School of Plant Sciences and Food Security, George S. Wise Faculty of Life Sciences, Tel Aviv University, Tel Aviv 69978, Israel.
Bioinformatics. 2022 Jun 24;38(Suppl 1):i118-i124. doi: 10.1093/bioinformatics/btac252.
In recent years, full-genome sequences have become increasingly available and as a result many modern phylogenetic analyses are based on very long sequences, often with over 100 000 sites. Phylogenetic reconstructions of large-scale alignments are challenging for likelihood-based phylogenetic inference programs and usually require using a powerful computer cluster. Current tools for alignment trimming prior to phylogenetic analysis do not promise a significant reduction in the alignment size and are claimed to have a negative effect on the accuracy of the obtained tree.
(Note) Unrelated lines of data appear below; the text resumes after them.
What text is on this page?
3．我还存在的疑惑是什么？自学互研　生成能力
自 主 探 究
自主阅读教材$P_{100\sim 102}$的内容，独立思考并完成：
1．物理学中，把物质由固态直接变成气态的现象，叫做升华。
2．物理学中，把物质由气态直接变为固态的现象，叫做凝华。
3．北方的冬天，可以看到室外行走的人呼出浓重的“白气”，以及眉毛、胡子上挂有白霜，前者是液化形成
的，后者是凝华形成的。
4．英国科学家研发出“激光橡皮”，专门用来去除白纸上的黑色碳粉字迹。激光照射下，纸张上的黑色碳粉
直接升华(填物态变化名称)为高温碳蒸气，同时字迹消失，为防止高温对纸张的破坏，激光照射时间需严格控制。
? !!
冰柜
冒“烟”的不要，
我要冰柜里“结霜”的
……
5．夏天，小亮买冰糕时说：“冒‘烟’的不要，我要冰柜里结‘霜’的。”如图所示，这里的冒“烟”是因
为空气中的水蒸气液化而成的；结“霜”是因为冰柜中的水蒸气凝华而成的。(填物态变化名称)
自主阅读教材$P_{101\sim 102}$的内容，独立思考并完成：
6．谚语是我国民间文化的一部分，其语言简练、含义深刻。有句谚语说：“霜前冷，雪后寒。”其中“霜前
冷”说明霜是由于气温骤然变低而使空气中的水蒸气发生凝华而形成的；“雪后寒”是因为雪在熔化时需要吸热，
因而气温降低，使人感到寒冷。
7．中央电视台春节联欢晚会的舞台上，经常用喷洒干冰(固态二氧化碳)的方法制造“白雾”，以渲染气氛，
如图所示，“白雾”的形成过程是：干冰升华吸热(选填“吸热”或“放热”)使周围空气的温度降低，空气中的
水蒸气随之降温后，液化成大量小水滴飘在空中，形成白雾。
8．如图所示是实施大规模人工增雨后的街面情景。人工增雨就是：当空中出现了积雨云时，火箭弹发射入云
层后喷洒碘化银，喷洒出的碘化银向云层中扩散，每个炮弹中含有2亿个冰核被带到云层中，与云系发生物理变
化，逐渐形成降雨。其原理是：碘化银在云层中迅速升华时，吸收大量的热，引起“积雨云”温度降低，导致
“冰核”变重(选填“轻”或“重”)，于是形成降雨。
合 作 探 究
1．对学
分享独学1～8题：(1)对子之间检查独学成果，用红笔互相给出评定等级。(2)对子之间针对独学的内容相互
Here, we propose an artificial-intelligence-based approach, which provides means to select the optimal subset of sites and a formula by which one can compute the log-likelihood of the entire data based on this subset. Our approach is based on training a regularized Lasso-regression model that optimizes the log-likelihood prediction accuracy while putting a constraint on the number of sites used for the approximation. We show that computing the likelihood based on 5% of the sites already provides accurate approximation of the tree likelihood based on the entire data. Furthermore, we show that using this Lasso-based approximation during a tree search decreased running-time substantially while retaining the same tree-search performance.
The code was implemented in Python version 3.8 and is available through GitHub (https://github.com/noaeker/lasso_positions_sampling). The datasets used in this paper were retrieved from Zhou et al. (2018) as described in section 3.
Supplementary data are available at Bioinformatics online.
近年来,全基因组序列变得越来越可用,因此许多现代系统发育分析都是基于非常长的序列,通常有超过 100000 个位点。大规模对齐的系统发育重建对基于似然的系统发育推断程序具有挑战性,通常需要使用功能强大的计算机集群。当前用于系统发育分析前对齐修剪的工具并不能保证对齐大小的显著减少,并且据称会对获得的树的准确性产生负面影响。
在这里,我们提出了一种基于人工智能的方法,该方法提供了选择最佳位点子集的手段,并提供了一种基于该子集计算整个数据对数似然的公式。我们的方法基于训练正则化 Lasso 回归模型,该模型在对逼近使用的站点数量施加约束的同时优化对数似然预测精度。我们表明,基于 5%的站点计算似然值已经可以准确逼近基于整个数据的树似然值。此外,我们表明,在树搜索期间使用基于 Lasso 的逼近可以大大减少运行时间,同时保持相同的树搜索性能。
该代码是用 Python 3.8 编写的,并可通过 GitHub(https://github.com/noaeker/lasso_positions_sampling)获得。本文中使用的数据集是从 Zhou 等人(2018 年)检索到的,如第 3 节所述。
补充数据可在“生物信息学”在线获取。